Qu'est-ce qu'un médicament vétérinaire ?

médicament vétérinaire
© B. Lemaire / IFCE

D'après le code de la santé publique, un médicament vétérinaire correspond à toute substance ou association de substances qui possède des propriétés curative ou préventive à l’égard des maladies animales. Elle peut être administrée :

  • Soit en vue de restaurer/corriger/modifier des fonctions physiologiques (anti-inflammatoires ou antibiotiques par exemple).
  • Soit en vue d'établir un diagnostic médical (test à la fluorescéine pour mettre en évidence un ulcère de la cornée, sédatif ou tranquillisant pour faciliter un examen par exemple).

Le développement d’un médicament vétérinaire par un laboratoire pharmaceutique est strictement réglementé. Des études doivent démontrer son innocuité (le fait qu'il n'est pas toxique) et son efficacité.
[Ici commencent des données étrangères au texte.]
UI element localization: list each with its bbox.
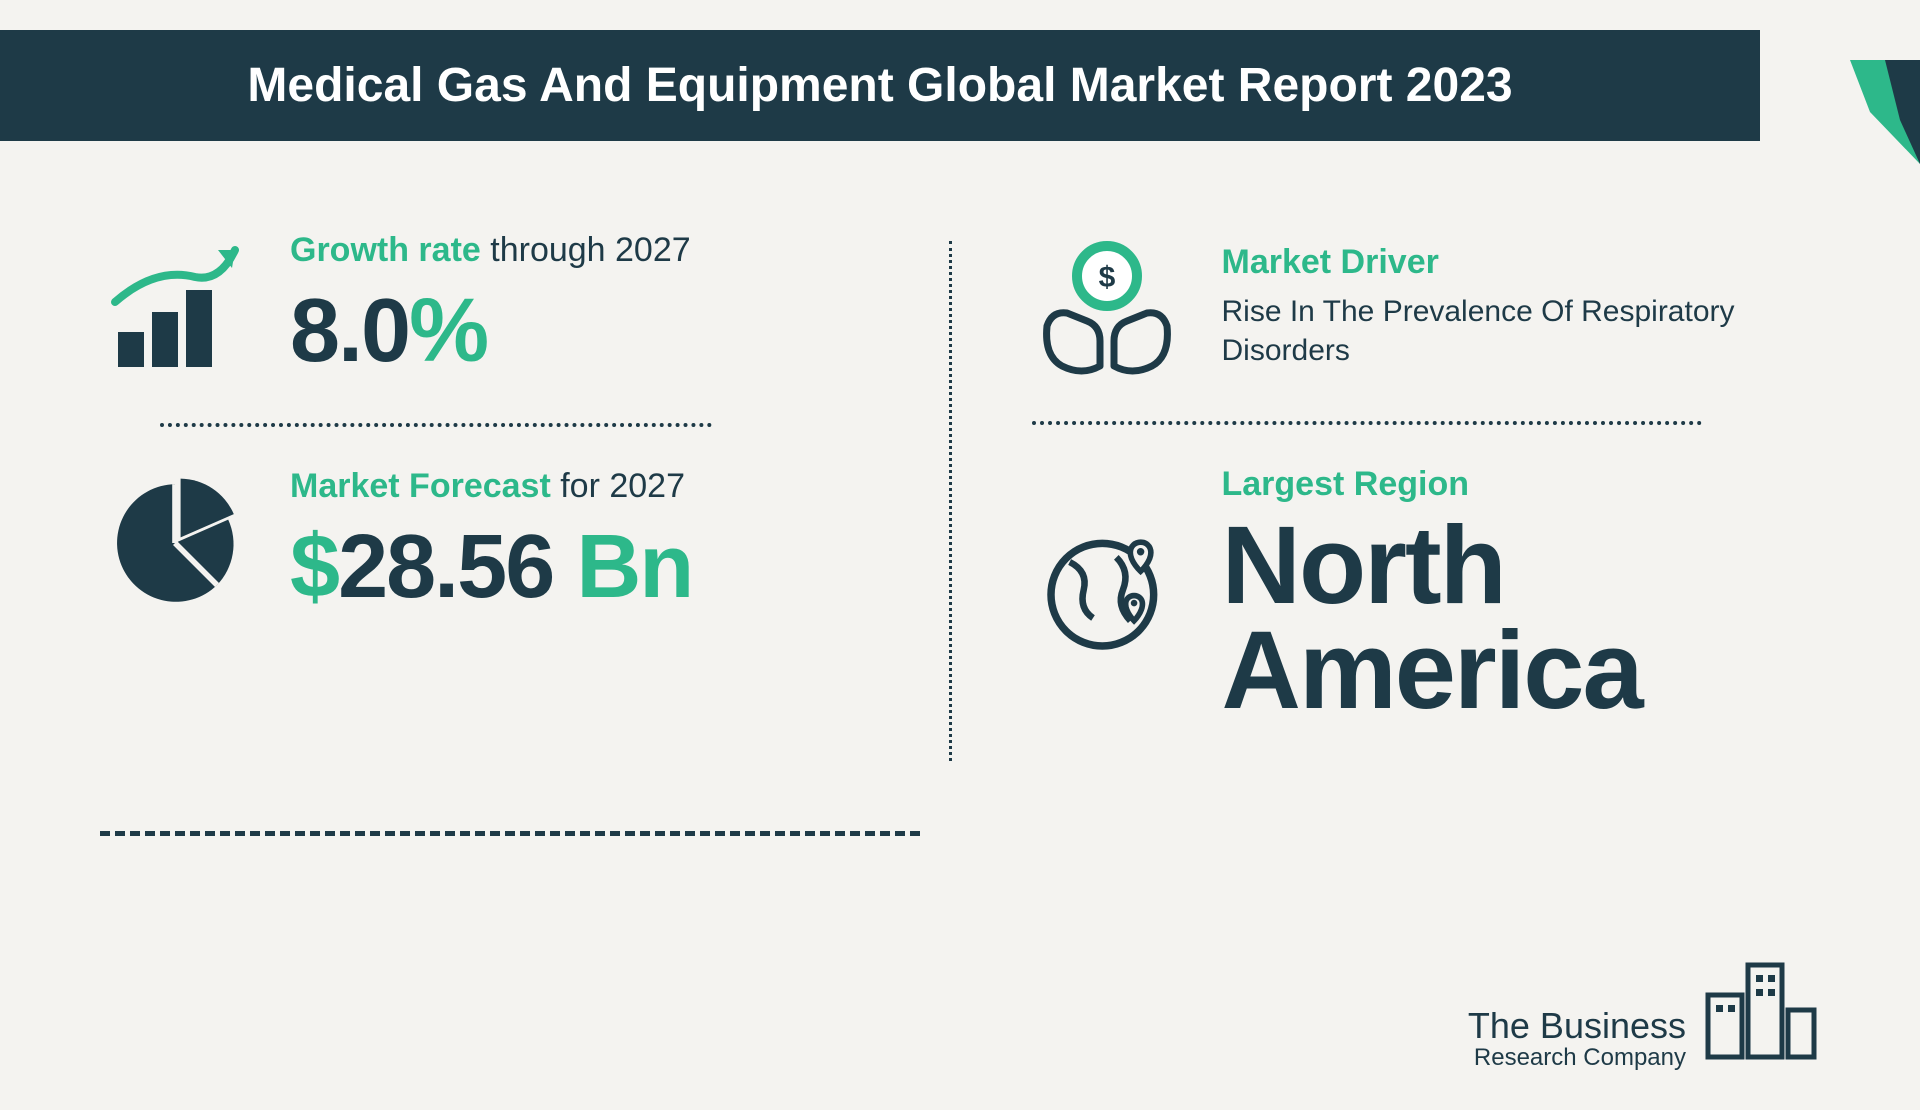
globe-pins-icon: [1032, 515, 1182, 665]
page-title: Medical Gas And Equipment Global Market …: [247, 59, 1512, 112]
forecast-label-accent: Market Forecast: [290, 467, 551, 505]
corner-accent: [1850, 60, 1920, 164]
forecast-block: Market Forecast for 2027 $28.56 Bn: [100, 437, 889, 649]
left-divider: [160, 423, 712, 427]
driver-label-text: Market Driver: [1222, 243, 1439, 281]
forecast-currency: $: [290, 517, 338, 617]
growth-label: Growth rate through 2027: [290, 231, 889, 270]
forecast-unit: Bn: [576, 517, 692, 617]
logo-text: The Business Research Company: [1468, 1007, 1686, 1070]
forecast-label-muted: for 2027: [560, 467, 685, 505]
logo-line1: The Business: [1468, 1007, 1686, 1045]
forecast-value: $28.56 Bn: [290, 516, 889, 619]
buildings-icon: [1700, 945, 1820, 1070]
logo-line2: Research Company: [1468, 1045, 1686, 1070]
growth-value: 8.0%: [290, 280, 889, 383]
driver-label: Market Driver: [1222, 243, 1821, 282]
growth-label-muted: through 2027: [490, 231, 690, 269]
forecast-number: 28.56: [338, 517, 553, 617]
growth-block: Growth rate through 2027 8.0%: [100, 201, 889, 413]
growth-label-accent: Growth rate: [290, 231, 481, 269]
growth-chart-icon: [100, 232, 250, 382]
title-bar: Medical Gas And Equipment Global Market …: [0, 30, 1760, 141]
region-block: Largest Region North America: [1032, 435, 1821, 753]
region-value: North America: [1222, 514, 1821, 723]
right-divider: [1032, 421, 1702, 425]
region-label: Largest Region: [1222, 465, 1821, 504]
driver-text: Rise In The Prevalence Of Respiratory Di…: [1222, 292, 1821, 370]
region-label-text: Largest Region: [1222, 465, 1469, 503]
driver-block: $ Market Driver Rise In The Prevalence O…: [1032, 201, 1821, 411]
growth-unit: %: [409, 281, 487, 381]
pie-chart-icon: [100, 468, 250, 618]
region-line2: America: [1222, 609, 1642, 732]
forecast-label: Market Forecast for 2027: [290, 467, 889, 506]
content-grid: Growth rate through 2027 8.0%: [0, 141, 1920, 801]
growth-number: 8.0: [290, 281, 409, 381]
left-column: Growth rate through 2027 8.0%: [100, 201, 949, 649]
company-logo: The Business Research Company: [1468, 945, 1820, 1070]
hands-coin-icon: $: [1032, 231, 1182, 381]
bottom-dash-line: [100, 831, 920, 836]
right-column: $ Market Driver Rise In The Prevalence O…: [952, 201, 1821, 753]
svg-text:$: $: [1098, 261, 1115, 294]
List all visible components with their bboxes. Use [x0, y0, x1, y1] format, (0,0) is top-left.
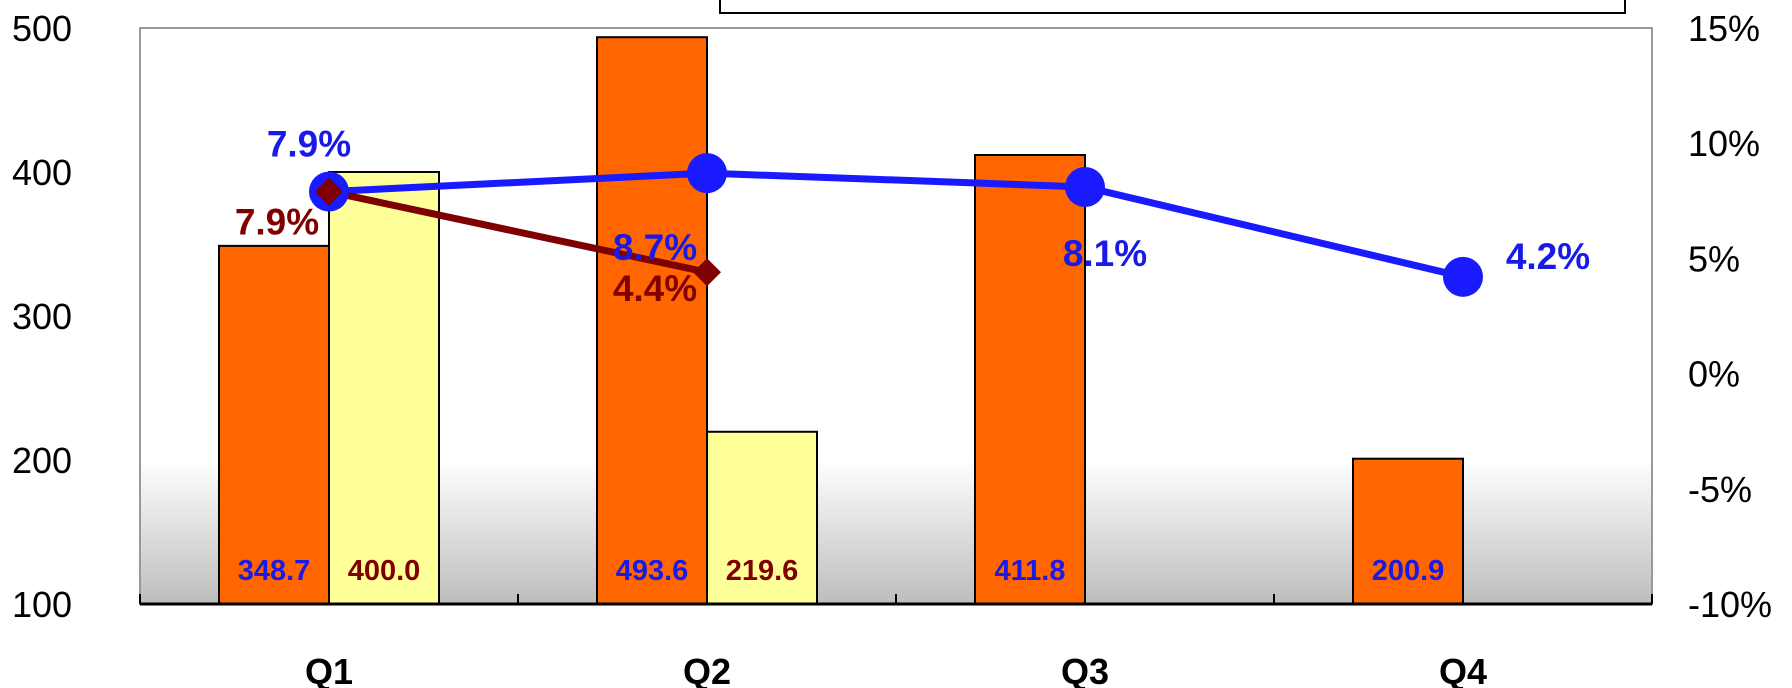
bar-value-label: 400.0: [348, 555, 421, 587]
line-value-label: 4.4%: [613, 268, 697, 309]
line-marker-circle: [1065, 166, 1105, 207]
bar-q3-series1: [974, 154, 1086, 605]
line-value-label: 8.1%: [1063, 233, 1147, 274]
y-left-tick-label: 200: [12, 440, 72, 481]
bar-value-label: 348.7: [238, 555, 311, 587]
line-value-label: 8.7%: [613, 227, 697, 268]
x-category-label: Q3: [1061, 651, 1109, 688]
y-right-tick-label: 15%: [1688, 8, 1760, 49]
y-left-tick-label: 300: [12, 296, 72, 337]
x-category-label: Q1: [305, 651, 353, 688]
bar-value-label: 219.6: [726, 555, 799, 587]
y-right-tick-label: -10%: [1688, 584, 1772, 625]
y-right-tick-label: 5%: [1688, 238, 1740, 279]
line-marker-diamond: [315, 177, 343, 206]
line-series-2: [328, 188, 708, 276]
y-right-tick-label: 10%: [1688, 123, 1760, 164]
y-left-tick-label: 500: [12, 8, 72, 49]
line-value-label: 7.9%: [235, 202, 319, 243]
y-left-tick-label: 100: [12, 584, 72, 625]
line-value-label: 4.2%: [1506, 236, 1590, 277]
bar-value-label: 411.8: [995, 555, 1066, 587]
x-category-label: Q2: [683, 651, 731, 688]
line-marker-diamond: [693, 258, 721, 287]
bar-value-label: 200.9: [1372, 555, 1445, 587]
line-marker-circle: [687, 153, 727, 194]
line-series-1: [328, 169, 1464, 281]
x-category-label: Q4: [1439, 651, 1487, 688]
bar-value-label: 493.6: [616, 555, 689, 587]
legend-box-partial: [719, 0, 1626, 14]
bar-q1-series1: [218, 244, 330, 605]
bar-q4-series1: [1352, 457, 1464, 606]
y-right-tick-label: -5%: [1688, 469, 1752, 510]
line-value-label: 7.9%: [267, 124, 351, 165]
y-left-tick-label: 400: [12, 152, 72, 193]
y-right-tick-label: 0%: [1688, 354, 1740, 395]
line-marker-circle: [1443, 256, 1483, 297]
bar-q2-series2: [706, 430, 818, 605]
bar-q2-series1: [596, 36, 708, 605]
bar-q1-series2: [328, 171, 440, 605]
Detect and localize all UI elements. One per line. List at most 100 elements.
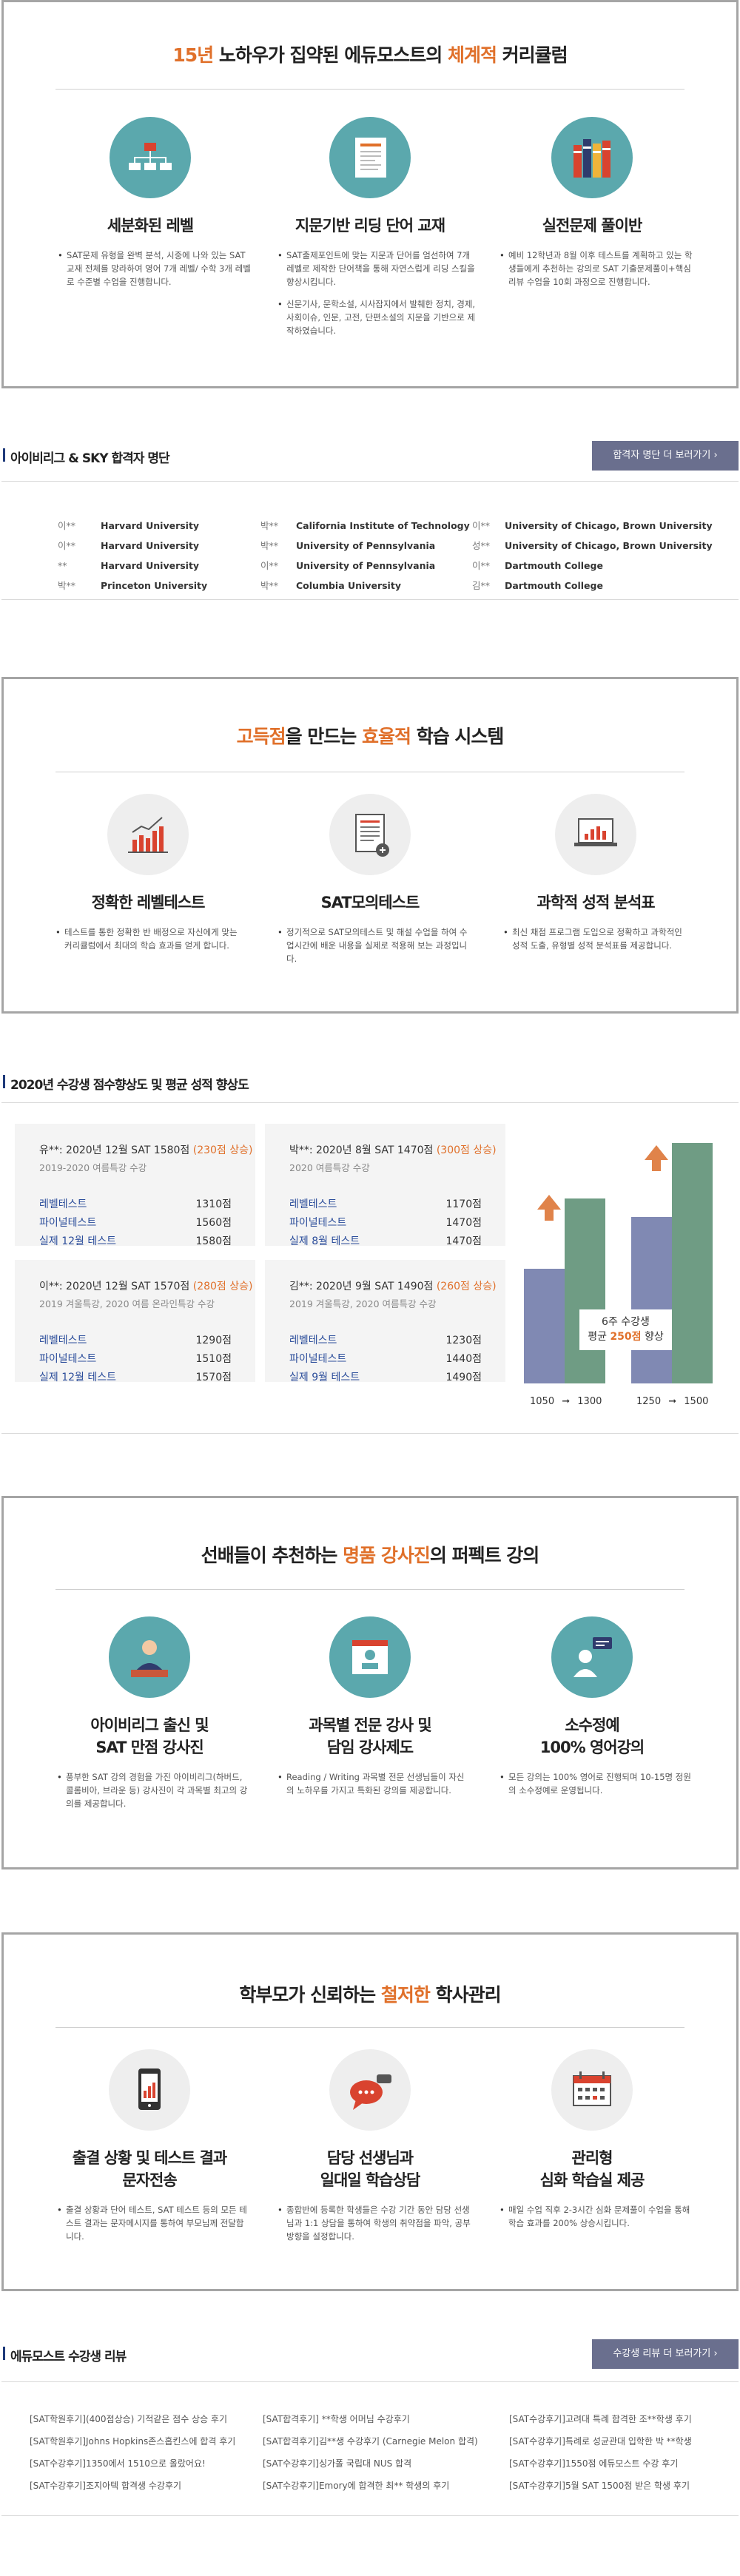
score-row: 파이널테스트 1560점	[39, 1215, 232, 1230]
divider	[56, 2027, 684, 2028]
card-subtitle: 2019 겨울특강, 2020 여름 온라인특강 수강	[39, 1298, 215, 1309]
student-name: 김**	[472, 580, 491, 591]
review-link[interactable]: [SAT수강후기]Emory에 합격한 최** 학생의 후기	[263, 2481, 450, 2491]
score-gain: (260점 상승)	[436, 1281, 497, 1292]
ivy-entry: 이** Dartmouth College	[472, 556, 731, 576]
reviews-title: 에듀모스트 수강생 리뷰	[10, 2350, 127, 2364]
title-text: 을 만드는	[285, 726, 362, 747]
id-card-icon	[329, 1616, 411, 1698]
review-link[interactable]: [SAT수강후기]5월 SAT 1500점 받은 학생 후기	[509, 2481, 690, 2491]
score-value: 1230점	[445, 1335, 482, 1346]
card-subtitle: 2020 여름특강 수강	[289, 1162, 370, 1173]
university: Dartmouth College	[505, 580, 603, 591]
university: University of Pennsylvania	[296, 540, 436, 551]
reviews-more-button[interactable]: 수강생 리뷰 더 보러가기 ›	[592, 2339, 739, 2369]
student-name: 박**	[260, 540, 279, 551]
feature-title-line: 심화 학습실 제공	[539, 2171, 645, 2189]
review-link[interactable]: [SAT수강후기]조지아텍 합격생 수강후기	[30, 2481, 182, 2491]
header-bar	[3, 2347, 5, 2360]
ivy-entry: 성** University of Chicago, Brown Universi…	[472, 536, 731, 556]
divider	[1, 599, 739, 600]
feature-title: 과학적 성적 분석표	[536, 894, 655, 911]
bar-before-1	[524, 1269, 565, 1383]
review-link[interactable]: [SAT합격후기]김**생 수강후기 (Carnegie Melon 합격)	[263, 2436, 478, 2447]
care-section: 학부모가 신뢰하는 철저한 학사관리 출결 상황 및 테스트 결과 문자전송 출…	[1, 1932, 739, 2291]
score-label: 파이널테스트	[289, 1353, 347, 1365]
curriculum-title: 15년 노하우가 집약된 에듀모스트의 체계적 커리큘럼	[4, 41, 736, 67]
ivy-more-button[interactable]: 합격자 명단 더 보러가기 ›	[592, 441, 739, 471]
feature-desc: SAT출제포인트에 맞는 지문과 단어를 엄선하여 7개 레벨로 제작한 단어책…	[266, 249, 477, 337]
feature-bullet: 테스트를 통한 정확한 반 배정으로 자신에게 맞는 커리큘럼에서 최대의 학습…	[56, 925, 244, 952]
review-link[interactable]: [SAT수강후기]특례로 성균관대 입학한 박 **학생	[509, 2436, 692, 2447]
score-row: 실제 8월 테스트 1470점	[289, 1233, 482, 1248]
card-title: 유**: 2020년 12월 SAT 1580점 (230점 상승)	[39, 1142, 253, 1157]
score-label: 레벨테스트	[39, 1198, 87, 1210]
feature-bullet: SAT출제포인트에 맞는 지문과 단어를 엄선하여 7개 레벨로 제작한 단어책…	[278, 249, 477, 289]
bar-before-2	[631, 1217, 672, 1383]
teacher-icon	[109, 1616, 190, 1698]
teachers-section: 선배들이 추천하는 명품 강사진의 퍼펙트 강의 아이비리그 출신 및 SAT …	[1, 1496, 739, 1869]
university: California Institute of Technology	[296, 520, 470, 531]
score-label: 레벨테스트	[39, 1335, 87, 1346]
feature-ivy-teachers: 아이비리그 출신 및 SAT 만점 강사진 풍부한 SAT 강의 경험을 가진 …	[46, 1616, 253, 1819]
review-link[interactable]: [SAT합격후기] **학생 어머님 수강후기	[263, 2414, 410, 2424]
card-name: 이**: 2020년 12월 SAT 1570점	[39, 1281, 193, 1292]
score-row: 파이널테스트 1470점	[289, 1215, 482, 1230]
legend-value: 1250	[636, 1396, 662, 1407]
system-section: 고득점을 만드는 효율적 학습 시스템 정확한 레벨테스트 테스트를 통한 정확…	[1, 677, 739, 1014]
card-name: 유**: 2020년 12월 SAT 1580점	[39, 1144, 193, 1156]
feature-desc: 출결 상황과 단어 테스트, SAT 테스트 등의 모든 테스트 결과는 문자메…	[46, 2203, 249, 2243]
feature-bullet: 종합반에 등록한 학생들은 수강 기간 동안 담당 선생님과 1:1 상담을 통…	[278, 2203, 477, 2243]
student-name: 박**	[58, 580, 76, 591]
feature-study-room: 관리형 심화 학습실 제공 매일 수업 직후 2-3시간 심화 문제풀이 수업을…	[488, 2049, 696, 2239]
ivy-entry: 김** Dartmouth College	[472, 576, 731, 596]
results-title: 2020년 수강생 점수향상도 및 평균 성적 향상도	[10, 1078, 249, 1093]
feature-title: 실전문제 풀이반	[542, 217, 643, 235]
review-link[interactable]: [SAT학원후기](400점상승) 기적같은 점수 상승 후기	[30, 2414, 228, 2424]
review-link[interactable]: [SAT수강후기]싱가폴 국립대 NUS 합격	[263, 2458, 412, 2469]
reviews-header: 에듀모스트 수강생 리뷰 수강생 리뷰 더 보러가기 ›	[0, 2339, 740, 2369]
university: Princeton University	[101, 580, 208, 591]
speaker-icon	[551, 1616, 633, 1698]
university: Harvard University	[101, 560, 200, 571]
title-text: 학사관리	[429, 1984, 502, 2006]
review-link[interactable]: [SAT학원후기]Johns Hopkins존스홉킨스에 합격 후기	[30, 2436, 236, 2447]
legend-value: 1300	[577, 1396, 602, 1407]
feature-bullet: 풍부한 SAT 강의 경험을 가진 아이비리그(하버드, 콜롬비아, 브라운 등…	[57, 1770, 249, 1810]
student-name: 이**	[58, 520, 76, 531]
title-highlight: 효율적	[362, 726, 411, 747]
feature-level-test: 정확한 레벨테스트 테스트를 통한 정확한 반 배정으로 자신에게 맞는 커리큘…	[44, 794, 252, 961]
score-label: 레벨테스트	[289, 1198, 337, 1210]
up-arrow-icon	[645, 1145, 668, 1171]
review-link[interactable]: [SAT수강후기]1550점 에듀모스트 수강 후기	[509, 2458, 679, 2469]
review-col-3: [SAT수강후기]고려대 특례 합격한 조**학생 후기 [SAT수강후기]특례…	[509, 2408, 735, 2497]
score-value: 1440점	[445, 1353, 482, 1365]
score-value: 1470점	[445, 1217, 482, 1229]
ivy-list: 이** Harvard University 이** Harvard Univers…	[0, 481, 740, 599]
feature-desc: 예비 12학년과 8월 이후 테스트를 계획하고 있는 학생들에게 추천하는 강…	[488, 249, 699, 289]
feature-title-line: SAT 만점 강사진	[95, 1739, 204, 1756]
title-text: 노하우가 집약된 에듀모스트의	[213, 44, 448, 66]
feature-reading: 지문기반 리딩 단어 교재 SAT출제포인트에 맞는 지문과 단어를 엄선하여 …	[266, 117, 477, 346]
teachers-title: 선배들이 추천하는 명품 강사진의 퍼펙트 강의	[4, 1541, 736, 1568]
feature-title: 지문기반 리딩 단어 교재	[295, 217, 445, 235]
average-label-box	[579, 1309, 672, 1350]
feature-desc: 풍부한 SAT 강의 경험을 가진 아이비리그(하버드, 콜롬비아, 브라운 등…	[46, 1770, 249, 1810]
feature-title-line: 과목별 전문 강사 및	[309, 1716, 432, 1734]
score-row: 파이널테스트 1440점	[289, 1351, 482, 1366]
feature-bullet: 예비 12학년과 8월 이후 테스트를 계획하고 있는 학생들에게 추천하는 강…	[500, 249, 699, 289]
university: University of Chicago, Brown University	[505, 540, 713, 551]
test-paper-icon	[329, 794, 411, 875]
review-link[interactable]: [SAT수강후기]1350에서 1510으로 올랐어요!	[30, 2458, 206, 2469]
ivy-entry: 이** Harvard University	[58, 536, 265, 556]
title-highlight: 명품 강사진	[343, 1545, 431, 1566]
feature-mock-test: SAT모의테스트 정기적으로 SAT모의테스트 및 해설 수업을 하여 수업시간…	[266, 794, 474, 974]
feature-bullet: 매일 수업 직후 2-3시간 심화 문제풀이 수업을 통해 학습 효과를 200…	[500, 2203, 692, 2230]
up-arrow-icon	[537, 1195, 561, 1221]
review-link[interactable]: [SAT수강후기]고려대 특례 합격한 조**학생 후기	[509, 2414, 692, 2424]
student-name: 성**	[472, 540, 491, 551]
score-gain: (230점 상승)	[192, 1144, 253, 1156]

Des procédés de fabrication et de contrôle sont également mis au point et garantissent une production industrielle de qualité.

La plupart des produits vendus pour les chevaux sur internet sont des aliments complémentaires. Ils ne sont pas soumis à cette validation stricte. Les allégations commerciales, concernant d’éventuels effets thérapeutiques, doivent être prises avec précaution (vermifuge à base de plantes par exemple).

En France, un médicament vétérinaire ne peut être commercialisé que s’il a obtenu une autorisation administrative, appelée « Autorisation de Mise sur le Marché (AMM) ». Celle-ci est délivrée par l’Agence Nationale du Médicament Vétérinaire (ANMV), qui est l’autorité compétente en matière d’évaluation et de gestion du risque pour le médicament vétérinaire en France. Seuls les médicaments possédant une autorisation peuvent être prescrits. Dans le cas où il n’existe pas d’AMM en France, le vétérinaire peut demander une autorisation d’importation auprès de l’ANMV.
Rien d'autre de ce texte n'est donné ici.